RELATIONS AND ETHICS: How have relationalites shifted and changed, including relations to research objects? What vulnerabilities have arisen and how are the parameters of encounter, ethics and care being reimagined? How are we keeping hold of the world as COVID-19 rewrites boundaries of sensoria and the ethics of touch?

WRITING AND RE-PRESENTING: What are the epistemological, ontological and political implications of the emergence of Covid-19 for psychosocial research? How are writing strategies changing to respond to intensity, numbness, overcrowding or isolation? What experimentations with genre are possible, when the distinctions between social realism and science fiction appear newly tenuous?

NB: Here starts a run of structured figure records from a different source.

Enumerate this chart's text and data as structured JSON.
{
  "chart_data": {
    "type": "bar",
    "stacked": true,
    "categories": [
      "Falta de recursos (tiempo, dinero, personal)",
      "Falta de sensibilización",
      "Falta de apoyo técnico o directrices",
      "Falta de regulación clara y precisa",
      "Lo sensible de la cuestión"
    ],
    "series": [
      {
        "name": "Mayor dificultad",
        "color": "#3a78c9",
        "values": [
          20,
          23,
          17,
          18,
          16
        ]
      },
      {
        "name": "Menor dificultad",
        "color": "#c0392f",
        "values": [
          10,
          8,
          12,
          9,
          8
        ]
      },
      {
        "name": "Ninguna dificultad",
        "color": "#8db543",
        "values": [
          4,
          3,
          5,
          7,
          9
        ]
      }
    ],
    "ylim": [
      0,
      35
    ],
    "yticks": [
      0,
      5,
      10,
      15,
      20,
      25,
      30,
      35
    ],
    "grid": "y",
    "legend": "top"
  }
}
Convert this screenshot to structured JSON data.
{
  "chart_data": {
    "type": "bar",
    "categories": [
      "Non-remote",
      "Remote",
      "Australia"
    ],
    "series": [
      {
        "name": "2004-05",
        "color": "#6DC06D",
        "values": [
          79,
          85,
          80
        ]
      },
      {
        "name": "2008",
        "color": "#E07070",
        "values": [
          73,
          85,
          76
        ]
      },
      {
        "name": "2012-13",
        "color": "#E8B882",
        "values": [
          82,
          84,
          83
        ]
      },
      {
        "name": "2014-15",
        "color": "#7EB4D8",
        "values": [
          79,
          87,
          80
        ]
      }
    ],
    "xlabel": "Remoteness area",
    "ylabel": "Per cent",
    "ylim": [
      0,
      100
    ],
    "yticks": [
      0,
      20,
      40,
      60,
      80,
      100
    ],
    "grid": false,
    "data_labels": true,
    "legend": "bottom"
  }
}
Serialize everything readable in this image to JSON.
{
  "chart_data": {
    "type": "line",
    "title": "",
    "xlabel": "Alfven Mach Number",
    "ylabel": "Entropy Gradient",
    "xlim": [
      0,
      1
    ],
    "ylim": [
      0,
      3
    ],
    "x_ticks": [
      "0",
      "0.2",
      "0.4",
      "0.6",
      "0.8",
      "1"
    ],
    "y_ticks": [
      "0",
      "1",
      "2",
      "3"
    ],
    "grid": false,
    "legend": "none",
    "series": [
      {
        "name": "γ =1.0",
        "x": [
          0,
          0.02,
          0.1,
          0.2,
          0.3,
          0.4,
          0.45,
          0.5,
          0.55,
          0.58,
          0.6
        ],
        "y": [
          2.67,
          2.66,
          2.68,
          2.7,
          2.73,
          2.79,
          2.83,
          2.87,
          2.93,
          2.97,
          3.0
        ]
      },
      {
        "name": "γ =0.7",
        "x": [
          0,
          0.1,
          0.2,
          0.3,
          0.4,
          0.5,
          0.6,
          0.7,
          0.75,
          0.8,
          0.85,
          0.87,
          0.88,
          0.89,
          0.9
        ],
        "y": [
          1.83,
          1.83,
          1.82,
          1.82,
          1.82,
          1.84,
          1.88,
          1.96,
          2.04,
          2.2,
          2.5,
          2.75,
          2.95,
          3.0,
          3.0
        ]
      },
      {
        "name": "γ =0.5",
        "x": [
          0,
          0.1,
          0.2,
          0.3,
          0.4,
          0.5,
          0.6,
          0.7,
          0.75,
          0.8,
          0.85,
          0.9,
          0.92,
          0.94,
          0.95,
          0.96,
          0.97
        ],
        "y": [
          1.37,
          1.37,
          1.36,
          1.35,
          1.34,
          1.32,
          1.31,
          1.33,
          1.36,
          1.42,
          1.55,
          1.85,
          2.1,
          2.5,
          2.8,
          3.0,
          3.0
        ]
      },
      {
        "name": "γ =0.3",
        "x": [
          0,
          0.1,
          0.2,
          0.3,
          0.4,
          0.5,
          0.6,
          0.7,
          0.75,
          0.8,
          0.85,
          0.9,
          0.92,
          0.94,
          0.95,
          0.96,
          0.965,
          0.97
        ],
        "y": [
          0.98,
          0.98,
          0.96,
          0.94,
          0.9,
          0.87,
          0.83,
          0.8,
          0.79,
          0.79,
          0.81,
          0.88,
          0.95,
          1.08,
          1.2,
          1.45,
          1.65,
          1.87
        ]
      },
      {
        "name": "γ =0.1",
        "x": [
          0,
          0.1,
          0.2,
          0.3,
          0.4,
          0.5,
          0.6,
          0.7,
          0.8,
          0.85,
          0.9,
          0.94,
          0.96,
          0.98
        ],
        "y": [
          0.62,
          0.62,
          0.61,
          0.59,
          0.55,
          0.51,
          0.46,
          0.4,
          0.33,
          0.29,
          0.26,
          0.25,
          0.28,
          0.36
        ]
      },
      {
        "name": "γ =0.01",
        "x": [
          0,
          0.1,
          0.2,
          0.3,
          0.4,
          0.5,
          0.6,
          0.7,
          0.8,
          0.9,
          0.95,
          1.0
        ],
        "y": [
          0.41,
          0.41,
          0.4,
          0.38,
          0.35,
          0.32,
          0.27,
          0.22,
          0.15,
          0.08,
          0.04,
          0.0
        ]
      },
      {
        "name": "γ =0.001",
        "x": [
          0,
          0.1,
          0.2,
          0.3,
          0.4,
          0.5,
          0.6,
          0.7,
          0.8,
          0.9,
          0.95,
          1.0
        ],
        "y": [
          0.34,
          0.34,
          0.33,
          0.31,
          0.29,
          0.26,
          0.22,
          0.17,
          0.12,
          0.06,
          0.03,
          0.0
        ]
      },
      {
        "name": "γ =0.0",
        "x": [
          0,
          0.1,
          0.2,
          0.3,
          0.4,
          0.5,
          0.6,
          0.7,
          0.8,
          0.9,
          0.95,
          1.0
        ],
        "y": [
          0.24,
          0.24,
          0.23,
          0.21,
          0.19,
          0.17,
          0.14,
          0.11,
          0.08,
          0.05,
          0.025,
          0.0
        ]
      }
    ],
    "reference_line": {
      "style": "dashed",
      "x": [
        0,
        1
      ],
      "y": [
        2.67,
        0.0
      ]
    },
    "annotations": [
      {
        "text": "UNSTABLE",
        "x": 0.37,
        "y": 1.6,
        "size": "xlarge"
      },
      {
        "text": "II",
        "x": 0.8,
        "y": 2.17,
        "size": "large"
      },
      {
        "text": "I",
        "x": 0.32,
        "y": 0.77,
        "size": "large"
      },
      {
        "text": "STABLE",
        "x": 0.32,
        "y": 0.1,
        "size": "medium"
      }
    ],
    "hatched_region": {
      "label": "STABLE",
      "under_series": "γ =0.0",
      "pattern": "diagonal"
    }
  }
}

FALLOUT: How can psychosocial research address loss and ruination, whilst holding on to ideas of collectivity, accountability and commitment to engaged research for social change? How might we re/engage in thinking, theorising and writing psychosocially on the newly disrupted social landscapes and damaged planet? How can we pick up the fragments and the pieces?

Submisson instructions

We welcome academic articles (5000-7000 words) and shorter, Open Space, contributions (3000-4000 words) from all psychosocial researchers. Learn more about these categories.  We are especially keen to receive submissions from new scholars.

Please read our instructions for authors for guidance on preparing your article then please submit via the Journal’s Editorial Manager site: www.editorialmanager.com/jpss. Please identify your submission as for the special issue (there is a question on that) and also state whether it is an article or open space entry.

For help submitting an article on Editorial Manager, please view our online tutorial.

Selected papers will undergo a double-blind peer-review process, we intend to publish the accepted papers in the October 2021 issue of the journal.